Now we are at the point where I said that I painted my house white and
people disagree on the basis that the can of paint said that the color
was eggshell.

[Richard Damon]

So, you still think that your POOP is halting, because you don't know
the difference.

In computability theory, the halting problem is the problem of
determining, from a description of an arbitrary computer program and an
input, whether the program will finish running, or continue to run forever.

This says NOTHING about the decider being able to argue about it being
unable to simulate to a final state.

The ONLY thing that matters is the behavior of the actual machine. PERIOD.

Anything else either must be actually equivalent, so the answer is the
same, or it isn't a correct interpreation.

This is like you saying you painted the house white, but the color is
actually purple.

Your idea of what "Halting" means isn't compatible with the actual
definition in all cases, and H^/P/D is one of the cases it differs. You
are just too blind to be able to tell the difference.

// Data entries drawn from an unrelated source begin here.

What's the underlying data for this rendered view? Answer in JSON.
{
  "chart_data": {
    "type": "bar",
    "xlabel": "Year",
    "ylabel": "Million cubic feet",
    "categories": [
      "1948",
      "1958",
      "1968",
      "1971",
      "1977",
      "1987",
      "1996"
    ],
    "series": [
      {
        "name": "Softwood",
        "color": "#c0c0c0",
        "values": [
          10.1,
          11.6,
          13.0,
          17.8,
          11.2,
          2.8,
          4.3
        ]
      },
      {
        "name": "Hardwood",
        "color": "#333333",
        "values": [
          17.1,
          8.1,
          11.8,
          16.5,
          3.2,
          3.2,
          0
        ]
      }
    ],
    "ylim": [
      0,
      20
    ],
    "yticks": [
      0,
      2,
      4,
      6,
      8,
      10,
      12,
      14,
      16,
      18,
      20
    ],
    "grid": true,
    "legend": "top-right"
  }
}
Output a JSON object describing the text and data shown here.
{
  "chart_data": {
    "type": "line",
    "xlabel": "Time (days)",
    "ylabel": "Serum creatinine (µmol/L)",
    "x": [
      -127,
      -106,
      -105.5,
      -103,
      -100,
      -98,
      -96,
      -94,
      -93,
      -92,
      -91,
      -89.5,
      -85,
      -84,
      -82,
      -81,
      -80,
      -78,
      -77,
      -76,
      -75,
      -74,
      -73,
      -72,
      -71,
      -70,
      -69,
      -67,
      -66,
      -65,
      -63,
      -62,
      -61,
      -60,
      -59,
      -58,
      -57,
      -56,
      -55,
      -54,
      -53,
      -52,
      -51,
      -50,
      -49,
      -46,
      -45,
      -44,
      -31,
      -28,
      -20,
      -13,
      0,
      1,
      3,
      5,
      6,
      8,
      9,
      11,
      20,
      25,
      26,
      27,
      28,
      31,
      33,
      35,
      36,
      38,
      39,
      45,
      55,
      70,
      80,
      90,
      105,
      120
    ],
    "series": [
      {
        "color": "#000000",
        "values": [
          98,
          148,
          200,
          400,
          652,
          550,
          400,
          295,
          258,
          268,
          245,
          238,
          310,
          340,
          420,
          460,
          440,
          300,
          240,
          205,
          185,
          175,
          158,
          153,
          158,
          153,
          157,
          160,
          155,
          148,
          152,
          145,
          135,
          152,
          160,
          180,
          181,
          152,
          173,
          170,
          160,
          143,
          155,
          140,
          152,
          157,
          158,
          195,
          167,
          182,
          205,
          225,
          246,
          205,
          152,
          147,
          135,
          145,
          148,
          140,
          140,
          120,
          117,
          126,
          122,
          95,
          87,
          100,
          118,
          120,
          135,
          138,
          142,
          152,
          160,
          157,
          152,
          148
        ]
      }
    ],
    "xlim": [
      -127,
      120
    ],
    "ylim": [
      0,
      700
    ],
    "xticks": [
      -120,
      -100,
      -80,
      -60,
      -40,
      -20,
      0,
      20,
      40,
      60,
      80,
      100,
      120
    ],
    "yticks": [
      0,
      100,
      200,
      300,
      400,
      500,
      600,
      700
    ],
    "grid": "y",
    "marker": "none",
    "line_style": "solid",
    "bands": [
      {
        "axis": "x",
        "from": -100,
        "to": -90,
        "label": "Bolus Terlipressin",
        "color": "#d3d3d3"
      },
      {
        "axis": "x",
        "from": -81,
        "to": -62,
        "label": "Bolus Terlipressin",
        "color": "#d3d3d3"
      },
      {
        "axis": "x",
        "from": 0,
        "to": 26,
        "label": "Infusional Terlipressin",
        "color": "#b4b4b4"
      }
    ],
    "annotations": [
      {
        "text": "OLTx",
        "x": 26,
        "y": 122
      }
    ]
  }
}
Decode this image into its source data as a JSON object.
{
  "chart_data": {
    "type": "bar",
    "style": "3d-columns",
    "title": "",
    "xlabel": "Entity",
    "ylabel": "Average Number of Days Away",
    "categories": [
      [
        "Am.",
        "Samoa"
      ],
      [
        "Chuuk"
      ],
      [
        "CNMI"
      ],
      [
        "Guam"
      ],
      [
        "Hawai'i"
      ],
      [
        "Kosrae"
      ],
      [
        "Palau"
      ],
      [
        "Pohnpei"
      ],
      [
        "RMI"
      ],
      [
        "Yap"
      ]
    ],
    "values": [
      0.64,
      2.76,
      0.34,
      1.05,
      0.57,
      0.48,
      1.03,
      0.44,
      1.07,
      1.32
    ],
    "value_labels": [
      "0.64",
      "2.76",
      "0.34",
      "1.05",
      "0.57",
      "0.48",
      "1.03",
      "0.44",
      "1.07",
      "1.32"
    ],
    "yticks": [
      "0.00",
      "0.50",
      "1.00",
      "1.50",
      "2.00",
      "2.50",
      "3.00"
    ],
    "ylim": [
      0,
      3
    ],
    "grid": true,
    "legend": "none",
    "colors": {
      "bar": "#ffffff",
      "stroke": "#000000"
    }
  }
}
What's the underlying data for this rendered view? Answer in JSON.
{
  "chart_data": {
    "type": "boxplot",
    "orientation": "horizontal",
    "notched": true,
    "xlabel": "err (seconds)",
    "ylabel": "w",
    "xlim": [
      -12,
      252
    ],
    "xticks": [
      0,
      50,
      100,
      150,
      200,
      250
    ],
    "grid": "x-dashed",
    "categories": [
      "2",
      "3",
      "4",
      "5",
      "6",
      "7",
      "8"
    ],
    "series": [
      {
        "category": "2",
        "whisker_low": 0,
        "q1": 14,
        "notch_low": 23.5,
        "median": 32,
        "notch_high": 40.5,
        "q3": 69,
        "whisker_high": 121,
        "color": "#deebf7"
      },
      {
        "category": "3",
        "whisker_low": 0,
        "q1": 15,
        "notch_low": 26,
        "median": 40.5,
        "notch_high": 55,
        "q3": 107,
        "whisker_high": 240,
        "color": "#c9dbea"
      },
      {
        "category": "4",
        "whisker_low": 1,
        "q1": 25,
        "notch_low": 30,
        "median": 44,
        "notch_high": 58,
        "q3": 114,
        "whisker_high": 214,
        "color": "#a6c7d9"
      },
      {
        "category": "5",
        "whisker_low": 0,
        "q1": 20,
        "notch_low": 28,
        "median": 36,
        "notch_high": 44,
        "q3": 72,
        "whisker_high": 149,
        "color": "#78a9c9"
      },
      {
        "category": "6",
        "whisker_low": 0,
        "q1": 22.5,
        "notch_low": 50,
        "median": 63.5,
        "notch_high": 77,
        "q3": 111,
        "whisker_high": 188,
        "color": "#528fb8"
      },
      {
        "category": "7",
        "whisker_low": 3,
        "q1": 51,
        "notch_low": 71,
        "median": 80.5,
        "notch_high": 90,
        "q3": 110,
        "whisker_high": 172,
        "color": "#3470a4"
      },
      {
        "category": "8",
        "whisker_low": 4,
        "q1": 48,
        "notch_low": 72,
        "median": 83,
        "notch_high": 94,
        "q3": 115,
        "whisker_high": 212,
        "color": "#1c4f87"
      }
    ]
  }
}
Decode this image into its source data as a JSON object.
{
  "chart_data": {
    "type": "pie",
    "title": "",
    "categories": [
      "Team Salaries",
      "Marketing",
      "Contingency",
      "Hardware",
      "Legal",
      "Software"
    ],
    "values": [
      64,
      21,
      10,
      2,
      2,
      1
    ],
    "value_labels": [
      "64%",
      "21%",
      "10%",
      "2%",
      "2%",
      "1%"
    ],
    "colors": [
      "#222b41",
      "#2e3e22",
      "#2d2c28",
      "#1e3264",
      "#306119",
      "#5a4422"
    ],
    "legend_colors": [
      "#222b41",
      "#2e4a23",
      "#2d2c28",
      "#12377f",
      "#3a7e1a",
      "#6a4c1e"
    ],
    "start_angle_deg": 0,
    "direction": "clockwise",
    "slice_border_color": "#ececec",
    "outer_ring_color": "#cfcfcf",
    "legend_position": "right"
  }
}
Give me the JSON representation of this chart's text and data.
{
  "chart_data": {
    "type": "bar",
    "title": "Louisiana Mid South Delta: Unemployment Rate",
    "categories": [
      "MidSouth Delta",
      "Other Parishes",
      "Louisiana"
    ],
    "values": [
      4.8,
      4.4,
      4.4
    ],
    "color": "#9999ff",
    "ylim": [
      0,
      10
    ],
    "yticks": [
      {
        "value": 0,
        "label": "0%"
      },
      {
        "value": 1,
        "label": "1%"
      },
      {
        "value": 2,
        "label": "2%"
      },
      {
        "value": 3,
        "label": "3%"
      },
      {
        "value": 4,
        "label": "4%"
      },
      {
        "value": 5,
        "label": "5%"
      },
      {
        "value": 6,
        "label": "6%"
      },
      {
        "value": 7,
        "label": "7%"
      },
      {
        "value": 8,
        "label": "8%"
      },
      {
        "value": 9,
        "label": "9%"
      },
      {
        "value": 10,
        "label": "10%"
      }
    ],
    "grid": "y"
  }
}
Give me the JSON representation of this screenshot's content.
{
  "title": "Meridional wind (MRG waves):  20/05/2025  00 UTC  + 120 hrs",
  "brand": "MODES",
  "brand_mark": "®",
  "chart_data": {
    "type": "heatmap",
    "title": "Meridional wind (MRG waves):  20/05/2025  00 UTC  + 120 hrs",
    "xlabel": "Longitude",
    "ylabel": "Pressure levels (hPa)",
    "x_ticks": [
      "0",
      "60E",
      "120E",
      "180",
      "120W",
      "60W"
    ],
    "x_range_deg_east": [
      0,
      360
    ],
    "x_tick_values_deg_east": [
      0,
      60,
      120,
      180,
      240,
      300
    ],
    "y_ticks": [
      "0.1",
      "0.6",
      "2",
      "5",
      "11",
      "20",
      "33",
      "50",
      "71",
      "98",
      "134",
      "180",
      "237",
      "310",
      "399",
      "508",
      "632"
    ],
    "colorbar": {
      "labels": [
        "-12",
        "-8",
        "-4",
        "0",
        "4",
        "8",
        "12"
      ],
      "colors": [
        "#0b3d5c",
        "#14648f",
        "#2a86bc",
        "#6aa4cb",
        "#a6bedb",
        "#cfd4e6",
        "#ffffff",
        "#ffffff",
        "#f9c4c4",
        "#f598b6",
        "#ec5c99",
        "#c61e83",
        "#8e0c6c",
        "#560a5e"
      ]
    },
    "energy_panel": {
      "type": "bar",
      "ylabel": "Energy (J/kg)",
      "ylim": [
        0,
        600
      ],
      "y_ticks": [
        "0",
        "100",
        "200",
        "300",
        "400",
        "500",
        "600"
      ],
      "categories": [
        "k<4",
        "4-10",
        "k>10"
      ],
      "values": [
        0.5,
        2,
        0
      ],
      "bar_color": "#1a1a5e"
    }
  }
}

You may THINK its just like White vs Eggshell, but that just shows you
don't actually understand what you are talking about.

Ultimately, you have made the explicit claim that even though D(D)
Halts, that Non-Halting is the correct answer for H to give as a Halt
Decider.

THAT IS WRONG. PERIOD.

Your claim just proves you are either totally ignorant, or a
pathological liar, or most likely BOTH.

[olcott]

On 2/16/2023 8:44 AM, Don Stockbauer wrote:

*Now that I have agreement that the following is a verified fact it*
*becomes much more efficient for others to accurately evaluate my work*

*It is a verified fact that* H(D,D) does correctly compute the mapping

from its input to its reject state on the basis that H correctly

predicts that D correctly simulated by H would never halt (reach its own
"return" statement and terminate normally).

The above paragraph sums up the entire essence the many thousands of
hours of work since 2004. I also show how to apply this to the Peter
Linz (Turing machine based proof in this paper.

*Simulating Halt Deciders Defeat the Halting Theorem*
https://www.researchgate.net/publication/368568464_Simulating_Halt_Deciders_Defeat_the_Halting_Theorem

[Richard Damon]

So, all you have done is proved that you aren't actualy working on a
Halt Decider, as the definiton of a Halt decider is "In computability

theory, the halting problem is the problem of determining, from a
description of an arbitrary computer program and an input, whether the
program will finish running, or continue to run forever. "

Since that isn't the problem you are working on. you are just shown to
be LYING about working on it.

It is clear that you aren't working on the Halting Problem because you
have ADMITTED that even though P(P) will Halt, H(P,P) is correct to say
its input is non-halting, thus it can't be the halt decider of
computability theory.

PERIOD.

Thus, all your words are show to just be LIES.